Brive-la-Gaillarde 1

Milieu d'implantation pour le domaine Inventaire

En ville

Partie constituante non étudiée

Cour, jardin, portail, remise, atelier, magasin de commerce, communs

Nombre d'édifices concernés par l'étude

750 bâti INSEE, 483 repérés, 86 étudiés

Historique

Siècle de la campagne principale de construction

13e siècle, 14e siècle, 15e siècle, 16e siècle, 17e siècle, 18e siècle, 19e siècle, 1ère moitié 20e siècle

Description historique

Les dates de construction portées sur les demeures sont peu nombreuses (16) , s'échelonnant de 1703 à 1930, mais elles ont pu être complétées par la documentation (205 dates connues). Lors du repérage, la datation des demeures a été enregistrée par deux paramètres : la datation du fonds bâti et la datation de la façade, ce qui a permis de mettre en évidence le phénomène des façades plaquées sur un fonds plus ancien. Les demeures construites après 1940 n'ont pas été repérées. Le nombre des demeures médiévales, antérieures à 1490, non détruites, est très faible (bâti : 6, façade : 2) ; celui des demeures datées entre 1490 et 1799 est plus important (entre 1490 et 1510 : bâti : 6, façade : 3 ; entre 1510 et 1600 : bâti : 11, façade : 6 ; entre 1600 et 1699 : bâti : 53, façade : 13 ; entre 1700 et 1799 : bâti : 28, façade : 31). Le nombre des constructions ou reconstructions augmente au cours du 19e siècle (entre 1800 et 1825 : bâti : 32, façade : 39 ; entre 1826 et 1850 : bâti : 42, façade : 56 ; entre 1851 et 1875 : bâti : 38, façade : 66 ; entre 1876 et 1899 : bâti : 91, façade : 114). Pendant la première moitié du 20e siècle, la construction se ralentit (entre 1900 et 1920 : bâti : 32, façade : 36 ; entre 1921 et 1930 : bâti : 10, façade : 15 ; entre 1931 et 1940 : bâti : 6, façade : 8) au profit des faubourgs. En l'absence de critères fiables, certaines demeures ont été datées "antérieures au 19e siècle ?" (bâti : 85, façade : 11) ou "19e siècle" (bâti : 48, façade : 88). Le renouvellement du bâti au 19e siècle doit être mis en relation avec l'aménagement des boulevards sur le périmètre de l'ancienne enceinte, le percement de rues nouvelles et l'élargissement des rue anciennes.

Description

Matériaux du gros-œuvre

Grès, calcaire, granite, pierre de taille, enduit, bois, pan de bois, béton, ardoise, essentage d'ardoise

Matériaux de la couverture

Ardoise, tuile mécanique

Commentaire descriptif de l'édifice

Sur les 483 demeures repérées, 361 sont des maisons, 104 sont des immeubles et 18 sont des hôtels particuliers.
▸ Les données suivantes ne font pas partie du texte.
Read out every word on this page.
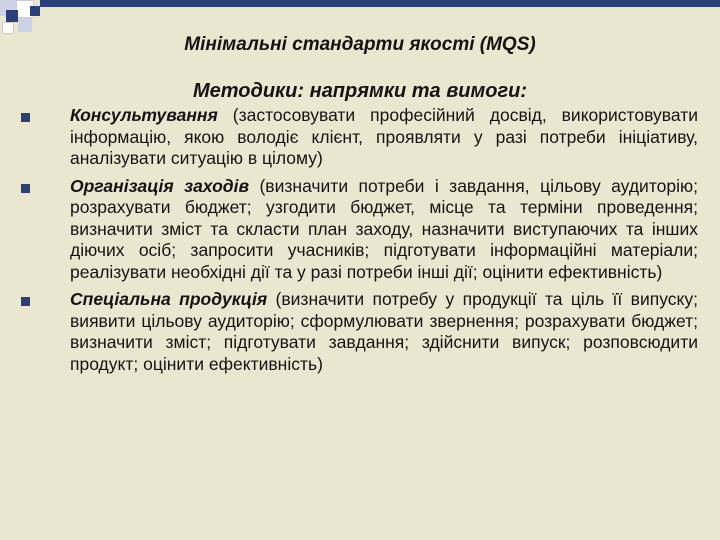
Мінімальні стандарти якості (MQS)
Методики: напрямки та вимоги:

Консультування (застосовувати професійний досвід, використовувати інформацію, якою володіє клієнт, проявляти у разі потреби ініціативу, аналізувати ситуацію в цілому)

Організація заходів (визначити потреби і завдання, цільову аудиторію; розрахувати бюджет; узгодити бюджет, місце та терміни проведення; визначити зміст та скласти план заходу, назначити виступаючих та інших діючих осіб; запросити учасників; підготувати інформаційні матеріали; реалізувати необхідні дії та у разі потреби інші дії; оцінити ефективність)

Спеціальна продукція (визначити потребу у продукції та ціль її випуску; виявити цільову аудиторію; сформулювати звернення; розрахувати бюджет; визначити зміст; підготувати завдання; здійснити випуск; розповсюдити продукт; оцінити ефективність)
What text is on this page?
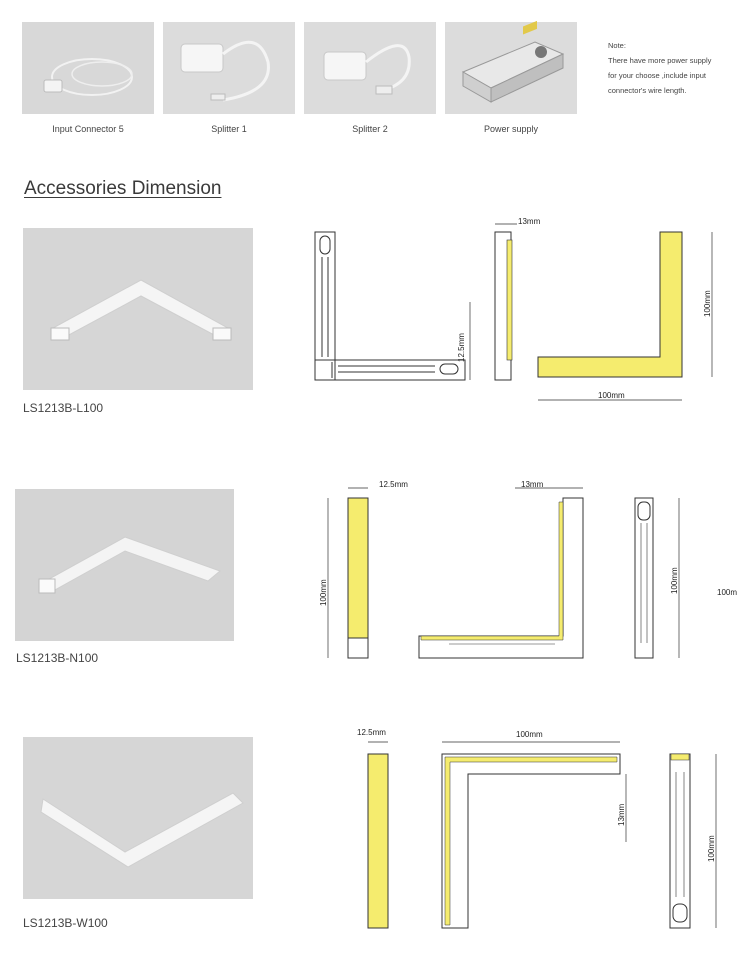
Input Connector 5	Splitter 1	Splitter 2	Power supply
Note:
There have more power supply
for your choose ,include input
connector's wire length.
Accessories Dimension
LS1213B-L100
12.5mm
13mm
100mm
100mm
LS1213B-N100
12.5mm
100mm
13mm
100mm	100m
LS1213B-W100
12.5mm	100mm
13mm
100mm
Dans ce corpus, 58 maisons, 13 immeubles et 15 hôtels ont été étudiés. Certaines des demeures étudiées ont été réunies dans un seul dossier lorsqu'elles relevaient d'un même programme de construction ou qu'elles témoignaient d'une unité de propriété cohérente. Ainsi les immeubles du 25 au 35 rue Toulzac avec le 1 rue Martine sont étudiés dans un dossier "ensemble d'édifices derrière façade" ; les maisons des 10-12 et celles des 20-22 boulevard Puyblanc, construites en jumelage, ont été étudiées ensemble ; la maison 10 place des Patriotes-Martyrs a été étudiée avec ses anciennes dépendances transformées en maison d'habitation. En outre, 4 maisons ont été étudiées sous la double dénomination de "maison-immeuble" en référence à la variante typologique à laquelle elles appartiennent. Le grès est le matériau dominant : 81, 4 % du corpus est construit en grès local appelé "brasier", avec un emploi ponctuel de grès plus fin appelé "grès de Grammont" pour les encadrements de baies et le décor. Seulement 9, 1% des demeures ont une façade entièrement construite en "Grammont". Le pan de bois n'existe plus qu'à l'état résiduel (4, 6%). L'ardoise couvre la quasi totalité des demeures, la tuile mécanique n'étant employée que comme matériau de substitution à l'ardoise (très rares cas, en contravention avec les règlements d'urbanisme). Les essentages d'ardoise sur les pignons tendent à disparaître. Le nombre d'étages se limite généralement à deux (pour plus de 70% du corpus, y compris les immeubles) , 24, 2 % n'ont qu'un étage, mais le quart des demeures possède un comble à brisis, c'est-à-dire potentiellement habitable. Plus de 40 % des demeures sont desservies par un escalier tournant, suspendu, en charpente. On notera cependant la présence de 29 escaliers en vis en maçonnerie, témoins d'un bâti ancien par ailleurs fortement renouvelé.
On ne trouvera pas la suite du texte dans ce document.